Belmont and his crew are under the thumb of Russian mob wife Irina Vlaslov (a wonderfully cold-blooded Kate Winslet), who wants them to raid a Department of Homeland Security facility for some macguffin needed to secure her husband’s release from prison for some vaguer reason.

It’s a seemingly impossible task, and the only way to pull it off is to create a diversion big enough to occupy the majority of Atlanta’s cops. They rather quickly settle on creating a 999, police code for an officer down and in need of assistance. The obvious candidate is Chris, to whom Marcus took an immediate dislike upon their initial meeting.
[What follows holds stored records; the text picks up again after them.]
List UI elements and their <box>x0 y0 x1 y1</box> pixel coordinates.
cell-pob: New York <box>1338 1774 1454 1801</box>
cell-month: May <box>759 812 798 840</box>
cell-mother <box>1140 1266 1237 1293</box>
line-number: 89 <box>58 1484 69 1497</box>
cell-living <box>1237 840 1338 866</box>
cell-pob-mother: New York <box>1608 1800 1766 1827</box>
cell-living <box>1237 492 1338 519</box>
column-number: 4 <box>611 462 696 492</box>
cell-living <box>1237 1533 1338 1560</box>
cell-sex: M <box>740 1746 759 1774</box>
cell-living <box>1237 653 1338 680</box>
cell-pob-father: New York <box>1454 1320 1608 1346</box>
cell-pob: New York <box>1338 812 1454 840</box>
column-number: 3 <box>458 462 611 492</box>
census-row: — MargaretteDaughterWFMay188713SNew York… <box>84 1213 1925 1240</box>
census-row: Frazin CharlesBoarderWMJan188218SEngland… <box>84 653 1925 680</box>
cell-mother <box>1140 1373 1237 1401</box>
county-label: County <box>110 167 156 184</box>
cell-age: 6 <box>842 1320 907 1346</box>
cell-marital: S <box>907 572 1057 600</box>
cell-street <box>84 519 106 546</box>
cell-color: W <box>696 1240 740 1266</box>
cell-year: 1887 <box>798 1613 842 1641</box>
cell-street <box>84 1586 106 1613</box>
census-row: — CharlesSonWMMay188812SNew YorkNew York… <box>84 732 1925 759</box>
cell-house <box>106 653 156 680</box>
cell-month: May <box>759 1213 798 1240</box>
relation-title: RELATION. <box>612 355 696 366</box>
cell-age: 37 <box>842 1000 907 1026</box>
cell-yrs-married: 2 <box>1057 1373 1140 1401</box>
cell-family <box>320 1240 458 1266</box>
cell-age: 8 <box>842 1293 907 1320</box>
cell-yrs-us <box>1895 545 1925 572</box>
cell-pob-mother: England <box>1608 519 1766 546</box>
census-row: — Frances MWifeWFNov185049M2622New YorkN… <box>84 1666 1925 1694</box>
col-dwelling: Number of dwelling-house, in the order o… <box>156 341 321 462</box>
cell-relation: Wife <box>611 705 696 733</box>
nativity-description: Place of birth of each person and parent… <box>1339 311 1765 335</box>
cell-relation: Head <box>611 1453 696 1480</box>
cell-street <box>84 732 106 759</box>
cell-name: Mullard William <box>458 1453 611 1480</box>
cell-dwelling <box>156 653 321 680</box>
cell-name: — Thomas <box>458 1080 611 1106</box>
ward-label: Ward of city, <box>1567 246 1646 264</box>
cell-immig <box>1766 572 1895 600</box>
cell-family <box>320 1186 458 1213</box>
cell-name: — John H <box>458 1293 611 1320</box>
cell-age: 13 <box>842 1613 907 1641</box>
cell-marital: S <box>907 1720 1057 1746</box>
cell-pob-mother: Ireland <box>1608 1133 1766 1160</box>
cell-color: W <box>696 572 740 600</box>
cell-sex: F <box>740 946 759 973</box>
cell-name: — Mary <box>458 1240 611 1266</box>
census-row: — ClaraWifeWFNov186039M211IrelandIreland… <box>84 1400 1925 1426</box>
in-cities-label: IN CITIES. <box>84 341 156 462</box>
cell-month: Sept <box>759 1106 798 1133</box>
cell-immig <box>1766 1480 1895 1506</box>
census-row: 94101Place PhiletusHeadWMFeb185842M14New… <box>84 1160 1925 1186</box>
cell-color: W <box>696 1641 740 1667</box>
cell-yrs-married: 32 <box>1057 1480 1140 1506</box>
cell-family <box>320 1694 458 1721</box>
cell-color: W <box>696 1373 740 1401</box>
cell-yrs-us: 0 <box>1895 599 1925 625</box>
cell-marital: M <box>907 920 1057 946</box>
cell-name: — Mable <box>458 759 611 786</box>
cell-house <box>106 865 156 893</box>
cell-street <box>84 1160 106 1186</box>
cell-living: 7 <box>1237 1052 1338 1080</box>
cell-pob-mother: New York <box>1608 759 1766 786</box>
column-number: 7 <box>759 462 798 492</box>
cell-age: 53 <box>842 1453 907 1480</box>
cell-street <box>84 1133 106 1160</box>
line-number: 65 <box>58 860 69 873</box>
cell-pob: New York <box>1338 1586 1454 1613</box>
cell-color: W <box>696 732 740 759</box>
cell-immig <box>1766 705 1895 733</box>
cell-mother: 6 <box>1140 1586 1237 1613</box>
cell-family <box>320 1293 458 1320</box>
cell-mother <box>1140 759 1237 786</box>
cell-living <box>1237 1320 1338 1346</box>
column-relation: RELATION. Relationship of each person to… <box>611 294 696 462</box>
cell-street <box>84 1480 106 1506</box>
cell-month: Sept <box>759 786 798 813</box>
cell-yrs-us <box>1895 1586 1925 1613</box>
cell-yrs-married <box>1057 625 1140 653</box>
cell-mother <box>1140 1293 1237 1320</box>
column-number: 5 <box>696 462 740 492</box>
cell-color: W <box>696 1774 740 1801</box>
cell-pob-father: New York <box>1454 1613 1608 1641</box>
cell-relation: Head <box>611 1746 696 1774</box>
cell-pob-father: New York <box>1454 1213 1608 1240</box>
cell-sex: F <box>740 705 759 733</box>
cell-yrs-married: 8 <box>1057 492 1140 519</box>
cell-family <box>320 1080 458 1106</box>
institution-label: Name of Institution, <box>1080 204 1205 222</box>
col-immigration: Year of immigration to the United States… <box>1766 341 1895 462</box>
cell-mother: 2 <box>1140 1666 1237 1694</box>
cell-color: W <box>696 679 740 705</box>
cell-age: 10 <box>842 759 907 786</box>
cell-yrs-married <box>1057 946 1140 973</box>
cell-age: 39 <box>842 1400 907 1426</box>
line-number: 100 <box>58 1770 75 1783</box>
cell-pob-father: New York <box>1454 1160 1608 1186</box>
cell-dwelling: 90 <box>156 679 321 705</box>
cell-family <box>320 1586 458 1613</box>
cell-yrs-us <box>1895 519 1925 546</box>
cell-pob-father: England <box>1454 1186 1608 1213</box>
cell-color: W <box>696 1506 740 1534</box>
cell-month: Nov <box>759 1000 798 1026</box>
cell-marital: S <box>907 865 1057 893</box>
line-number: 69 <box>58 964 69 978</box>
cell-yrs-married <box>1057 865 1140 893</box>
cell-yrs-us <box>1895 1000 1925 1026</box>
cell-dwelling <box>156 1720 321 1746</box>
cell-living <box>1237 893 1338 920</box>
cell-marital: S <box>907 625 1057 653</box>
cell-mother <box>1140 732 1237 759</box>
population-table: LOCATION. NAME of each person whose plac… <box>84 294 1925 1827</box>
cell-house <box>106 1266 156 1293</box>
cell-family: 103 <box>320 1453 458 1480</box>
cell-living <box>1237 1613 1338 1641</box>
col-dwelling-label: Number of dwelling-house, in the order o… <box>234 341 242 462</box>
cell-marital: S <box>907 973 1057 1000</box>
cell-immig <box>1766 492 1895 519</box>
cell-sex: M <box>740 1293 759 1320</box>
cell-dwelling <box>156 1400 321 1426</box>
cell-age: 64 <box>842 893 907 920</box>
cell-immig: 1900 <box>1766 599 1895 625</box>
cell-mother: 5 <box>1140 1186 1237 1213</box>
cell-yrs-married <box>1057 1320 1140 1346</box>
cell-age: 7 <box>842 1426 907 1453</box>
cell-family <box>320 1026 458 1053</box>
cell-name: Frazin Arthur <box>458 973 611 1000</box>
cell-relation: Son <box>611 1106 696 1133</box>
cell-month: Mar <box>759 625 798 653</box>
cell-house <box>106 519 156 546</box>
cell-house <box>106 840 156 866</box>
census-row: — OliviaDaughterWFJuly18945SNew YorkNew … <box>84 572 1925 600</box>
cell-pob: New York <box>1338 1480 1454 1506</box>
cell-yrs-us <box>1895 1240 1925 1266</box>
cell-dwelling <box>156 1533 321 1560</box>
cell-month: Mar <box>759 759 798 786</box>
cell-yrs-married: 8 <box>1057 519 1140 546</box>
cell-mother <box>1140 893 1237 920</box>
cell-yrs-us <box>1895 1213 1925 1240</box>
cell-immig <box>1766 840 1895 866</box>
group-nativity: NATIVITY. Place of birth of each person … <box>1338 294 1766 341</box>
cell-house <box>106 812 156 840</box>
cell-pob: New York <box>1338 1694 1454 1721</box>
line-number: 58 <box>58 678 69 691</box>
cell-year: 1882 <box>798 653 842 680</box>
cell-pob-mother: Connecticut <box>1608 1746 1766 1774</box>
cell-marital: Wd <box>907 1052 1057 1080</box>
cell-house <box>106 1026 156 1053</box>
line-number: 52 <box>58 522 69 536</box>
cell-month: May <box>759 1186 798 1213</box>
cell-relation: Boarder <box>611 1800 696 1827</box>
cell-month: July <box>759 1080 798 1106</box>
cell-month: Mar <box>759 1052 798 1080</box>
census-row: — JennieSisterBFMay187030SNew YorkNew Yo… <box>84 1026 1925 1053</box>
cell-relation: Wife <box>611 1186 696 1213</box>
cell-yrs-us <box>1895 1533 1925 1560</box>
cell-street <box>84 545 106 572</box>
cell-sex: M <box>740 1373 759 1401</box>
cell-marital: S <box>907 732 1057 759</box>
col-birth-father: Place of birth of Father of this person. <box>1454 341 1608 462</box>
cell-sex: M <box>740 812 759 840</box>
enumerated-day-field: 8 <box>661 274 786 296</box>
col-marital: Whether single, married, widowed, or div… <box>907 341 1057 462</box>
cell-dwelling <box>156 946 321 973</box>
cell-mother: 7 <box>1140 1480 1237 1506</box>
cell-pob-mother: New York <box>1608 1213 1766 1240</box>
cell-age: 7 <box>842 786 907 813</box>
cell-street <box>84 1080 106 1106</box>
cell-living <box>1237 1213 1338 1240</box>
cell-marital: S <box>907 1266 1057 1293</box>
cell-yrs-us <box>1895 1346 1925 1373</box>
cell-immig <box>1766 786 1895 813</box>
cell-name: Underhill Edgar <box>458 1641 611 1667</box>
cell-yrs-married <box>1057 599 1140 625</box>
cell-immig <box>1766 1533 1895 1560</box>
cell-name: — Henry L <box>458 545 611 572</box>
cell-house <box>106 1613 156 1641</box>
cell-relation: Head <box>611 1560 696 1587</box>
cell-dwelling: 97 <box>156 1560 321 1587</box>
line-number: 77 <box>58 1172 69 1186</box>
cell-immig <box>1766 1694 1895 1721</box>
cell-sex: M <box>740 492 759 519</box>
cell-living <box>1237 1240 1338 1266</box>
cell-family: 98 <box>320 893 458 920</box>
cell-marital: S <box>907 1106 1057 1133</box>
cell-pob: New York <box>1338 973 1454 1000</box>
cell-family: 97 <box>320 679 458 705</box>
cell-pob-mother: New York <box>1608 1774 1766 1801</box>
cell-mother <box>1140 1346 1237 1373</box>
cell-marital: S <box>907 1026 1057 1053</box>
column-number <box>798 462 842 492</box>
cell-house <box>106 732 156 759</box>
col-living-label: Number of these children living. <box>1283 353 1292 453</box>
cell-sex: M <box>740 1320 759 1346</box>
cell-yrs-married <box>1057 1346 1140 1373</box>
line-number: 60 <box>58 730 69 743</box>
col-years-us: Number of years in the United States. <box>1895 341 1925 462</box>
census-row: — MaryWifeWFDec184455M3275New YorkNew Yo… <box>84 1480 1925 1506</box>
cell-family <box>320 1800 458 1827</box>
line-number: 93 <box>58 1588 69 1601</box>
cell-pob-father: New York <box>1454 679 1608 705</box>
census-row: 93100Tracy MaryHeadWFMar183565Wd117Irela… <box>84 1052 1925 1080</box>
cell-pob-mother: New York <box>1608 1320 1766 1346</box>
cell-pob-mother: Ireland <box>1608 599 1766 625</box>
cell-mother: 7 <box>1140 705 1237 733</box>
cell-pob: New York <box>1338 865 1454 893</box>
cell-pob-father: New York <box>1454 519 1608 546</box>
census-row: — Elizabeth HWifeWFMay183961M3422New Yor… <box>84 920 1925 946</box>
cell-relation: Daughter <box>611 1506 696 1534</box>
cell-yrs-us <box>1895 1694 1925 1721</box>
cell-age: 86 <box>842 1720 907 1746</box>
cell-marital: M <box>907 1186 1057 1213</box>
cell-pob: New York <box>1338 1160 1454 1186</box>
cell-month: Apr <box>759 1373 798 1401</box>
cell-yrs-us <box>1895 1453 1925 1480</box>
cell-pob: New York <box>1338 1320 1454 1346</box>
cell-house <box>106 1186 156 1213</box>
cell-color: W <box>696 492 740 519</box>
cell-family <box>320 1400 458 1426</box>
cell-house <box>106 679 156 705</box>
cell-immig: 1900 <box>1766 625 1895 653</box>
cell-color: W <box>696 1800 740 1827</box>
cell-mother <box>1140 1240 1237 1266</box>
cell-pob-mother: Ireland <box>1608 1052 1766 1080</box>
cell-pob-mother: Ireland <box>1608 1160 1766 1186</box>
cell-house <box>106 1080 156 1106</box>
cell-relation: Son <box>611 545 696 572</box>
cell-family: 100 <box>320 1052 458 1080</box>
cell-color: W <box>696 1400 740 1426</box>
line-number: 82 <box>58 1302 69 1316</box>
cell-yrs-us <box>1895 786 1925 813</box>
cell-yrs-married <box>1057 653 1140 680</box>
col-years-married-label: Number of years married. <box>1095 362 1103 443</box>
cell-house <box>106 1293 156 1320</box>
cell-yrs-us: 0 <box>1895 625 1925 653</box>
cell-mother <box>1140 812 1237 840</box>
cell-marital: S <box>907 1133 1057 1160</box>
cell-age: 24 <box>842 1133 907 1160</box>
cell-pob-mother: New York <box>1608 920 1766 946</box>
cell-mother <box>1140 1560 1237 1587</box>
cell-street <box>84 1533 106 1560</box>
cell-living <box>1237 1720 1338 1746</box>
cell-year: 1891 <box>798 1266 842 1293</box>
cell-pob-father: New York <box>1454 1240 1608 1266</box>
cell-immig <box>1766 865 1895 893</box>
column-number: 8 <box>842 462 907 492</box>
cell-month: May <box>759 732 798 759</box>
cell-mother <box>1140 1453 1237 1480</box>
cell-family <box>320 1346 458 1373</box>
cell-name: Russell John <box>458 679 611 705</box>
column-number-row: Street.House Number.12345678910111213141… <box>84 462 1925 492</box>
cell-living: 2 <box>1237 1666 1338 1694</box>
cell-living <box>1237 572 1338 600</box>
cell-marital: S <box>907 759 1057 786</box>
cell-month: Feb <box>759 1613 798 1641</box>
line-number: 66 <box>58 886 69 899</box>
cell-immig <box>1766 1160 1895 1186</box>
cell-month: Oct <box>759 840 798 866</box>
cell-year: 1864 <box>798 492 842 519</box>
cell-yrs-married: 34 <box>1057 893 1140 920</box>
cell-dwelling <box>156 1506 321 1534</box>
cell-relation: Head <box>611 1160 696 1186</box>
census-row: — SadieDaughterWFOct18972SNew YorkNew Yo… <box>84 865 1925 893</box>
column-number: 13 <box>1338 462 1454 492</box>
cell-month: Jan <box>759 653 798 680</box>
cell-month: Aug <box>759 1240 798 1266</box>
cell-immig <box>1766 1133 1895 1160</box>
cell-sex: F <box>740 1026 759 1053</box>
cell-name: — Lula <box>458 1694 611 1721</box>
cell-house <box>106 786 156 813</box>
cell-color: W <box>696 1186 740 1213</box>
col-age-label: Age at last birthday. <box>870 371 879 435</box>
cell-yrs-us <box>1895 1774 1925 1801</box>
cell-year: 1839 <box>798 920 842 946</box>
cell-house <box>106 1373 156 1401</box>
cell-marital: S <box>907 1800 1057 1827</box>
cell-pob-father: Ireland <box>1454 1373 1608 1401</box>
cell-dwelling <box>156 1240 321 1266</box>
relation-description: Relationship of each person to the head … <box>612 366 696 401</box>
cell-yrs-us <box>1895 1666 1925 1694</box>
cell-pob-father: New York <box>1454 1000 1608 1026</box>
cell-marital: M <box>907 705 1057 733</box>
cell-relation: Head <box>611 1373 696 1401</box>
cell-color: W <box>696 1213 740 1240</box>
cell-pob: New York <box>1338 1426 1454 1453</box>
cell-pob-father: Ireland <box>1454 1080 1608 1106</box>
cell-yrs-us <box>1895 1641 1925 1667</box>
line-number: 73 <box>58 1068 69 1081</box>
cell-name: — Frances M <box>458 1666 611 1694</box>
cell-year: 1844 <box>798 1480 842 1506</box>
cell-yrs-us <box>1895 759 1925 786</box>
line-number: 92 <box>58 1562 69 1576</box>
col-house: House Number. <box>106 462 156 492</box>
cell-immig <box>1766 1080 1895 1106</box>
Triple 9 goes almost nowhere from that point on, plodding along through schemes and betrayal that set up little and pay off even less as screenwriter Matt Cook kills time on the way to a limp finale. This is Cook’s first feature-length production, and the rough edges show. He shoots for a twisty, gritty neo-noir thriller but the necessary atmosphere eludes him at every turn. He and cinematographer Nicolas Karakatsanis have no feel for their location either, and they manage to make Atlanta look like Los Angeles even though Triple 9 was shot in the former.

Even more disappointing — and rather surprising — is that director John Hillcoat, who has helmed such brutally effective movies as Ghosts… of the Civil Dead, The Proposition, and The Road, fails to get a grip on the material too. His pacing is limp and distant, and after a half-hour or so it becomes apparent that cop dramas aren’t his forte.

The movie works in fits and starts as an actor’s vehicle, with Affleck, Mackie, Winslet, and Ejiofor giving strong performances. (The scenes featuring the last two, though sometimes repetitive, are the only engaging ones in the film.) Harrelson also does his best to breathe a little life into an inert movie, though he flirts with hammy on occasion. Reedus is barely in it (sorry Walking Dead fans) and Paul gives a one-note performance that suggests he hasn’t yet shed his Breaking Bad persona. Michael K. Williams is memorable in a cameo as a transgender madam; Collins plays his role so archly evil that it’s baffling he isn’t immediately arrested the moment he steps into the precinct office.

If it had been more lurid or more ridiculous, Triple 9 would at least function as a guilty pleasure. Instead, it’s a poor man’s Heat.